Les églises ne sont-elles pas profanées ? Les visiter alors ne sert à rien pour le gain des indulgences !

Pour que l’argument portât, il faudrait enchaîner deux preuves dont l’une concerne le droit, et l’autre le fait : que la profanation empêche le gain de l’indulgence ; qu’il y a effectivement profanation au sens canonique du terme (et donc que les effets canoniques de la profanation sont enclenchés).

Quant au premier point, voici ce qu’on lit dans le Droit de l’Église (canon 1173 § 1) : « Dans l’église profanée, avant qu’elle soit réconciliée, il est défendu de célébrer les offices, d’administrer les sacrements et d’ensevelir les morts. »

Rien n’interdit donc la visite d’un sanctuaire profané, et le Droit ne prive pas celui-ci de sa qualité d’édifice public « indulgencié ». L’objection échoue dans le domaine du droit, et s’arrête ici.

Mais il est intéressant de s’occuper du fait.
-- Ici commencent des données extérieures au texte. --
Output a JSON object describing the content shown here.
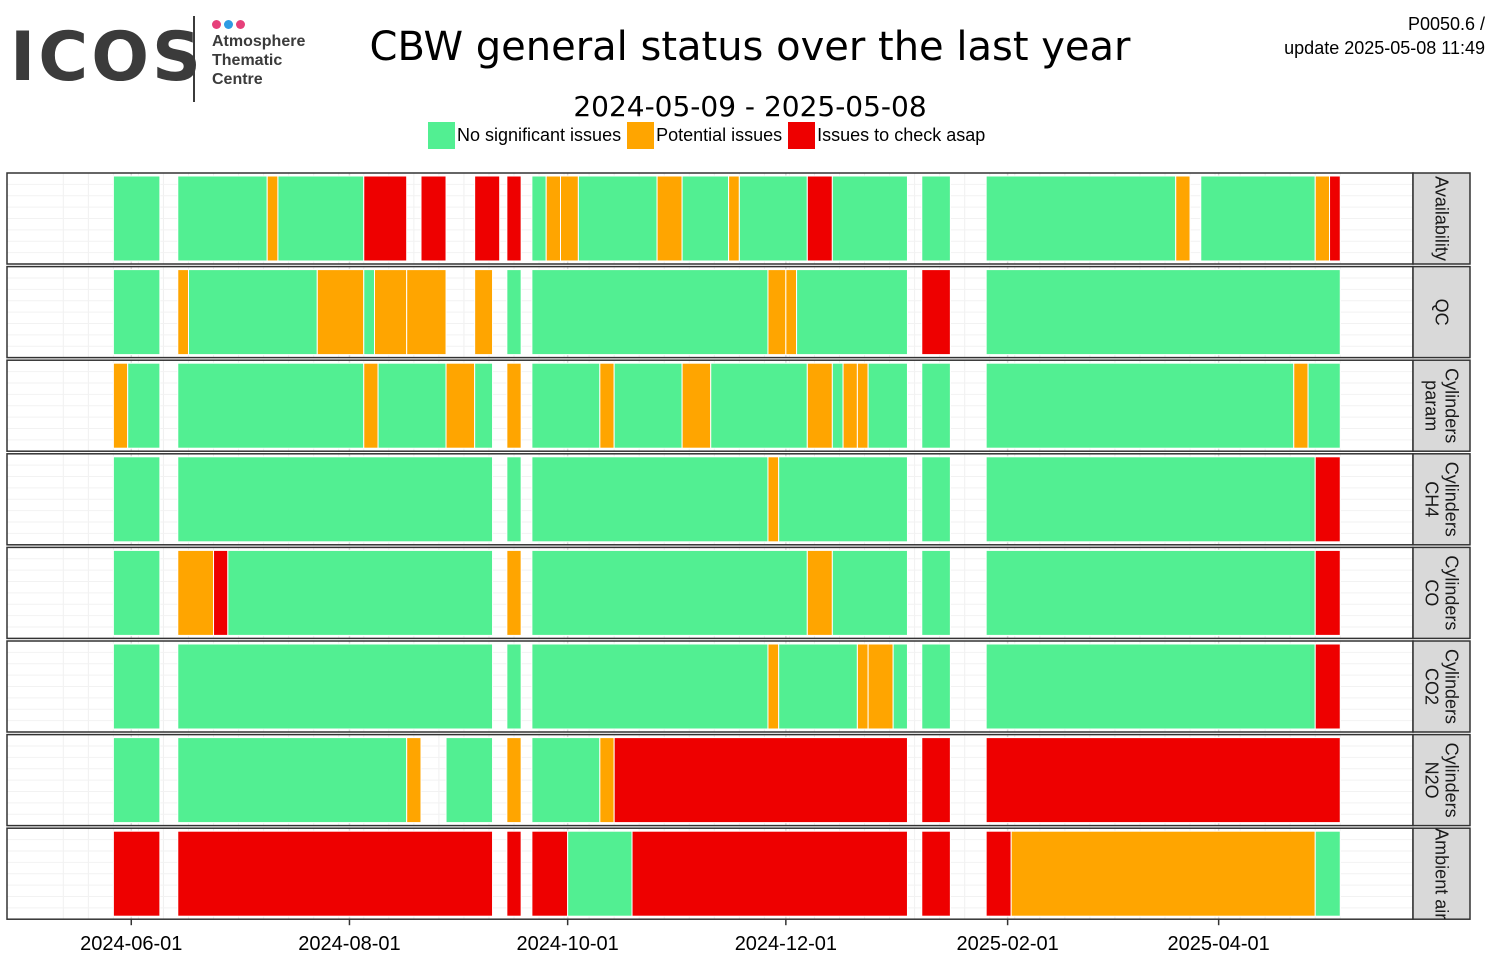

Voici encore ce que dit le Droit de l’Église ; en l’occurrence, lui seul a droit à la parole (Canon 1172 § 1) : Une église est profanée par les actes énumérés ci-dessous, pourvu qu’ils soient certains, notoires et aient été accomplis dans l’église :

1°/ Le délit d’homicide ;
2°/ L’effusion de sang grave et injurieuse ;
3°/ Les usages impies ou sordides auxquels l’église a été affectée ;
4°/ L’ensevelissement d’un infidèle ou d’un excommunié frappé par sentence déclaratoire ou condamnatoire.

Le n. 3 demande quelques précisions. Que sont donc ces usages impies ou sordides (certains et notoires) aptes à faire perdre sa consécration à une église ? Le droit lui-même est muet, les auteurs donnent des exemples concordants mais qui ne résolvent pas tout, loin s’en faut : l’intervention de l’autorité semble de facto indispensable. Ils entendent cela comme une série d’actions (le mot usages étant au pluriel dans le canon) contraires à la sainteté de l’église : culte superstitieux ou hérétique avec intention méprisante à l’égard de l’Église catholique, casernement militaire, transformation en écuries, débit de boisson, dancing, salle de spectacles impudiques. Là, il est permis d’avoir des craintes et davantage encore ; mais, nous l’avons vu, cela n’empêche pas de gagner les indulgences.


Sans visite d’église

En tout temps, il est possible de gagner des indulgences plénières sans visite d’église. Par exemple :

– récitation du chapelet devant le Très-Saint-Sacrement (toties quoties, moyennant confession et communion) ;
– prière « Me voici, ô bon et très doux Jésus… » récitée devant une image du Crucifix : indulgence plénière (confession, communion, prière aux intentions du souverain Pontife) ;
– ceux qui récitent tous les jours de la semaine le chapelet en famille gagnent une indulgence plénière chaque samedi, deux autres jours de la semaine au choix et à chaque fête de la sainte Vierge Marie inscrite au calendrier de l’Église universelle [il y en a 18] (confession, communion).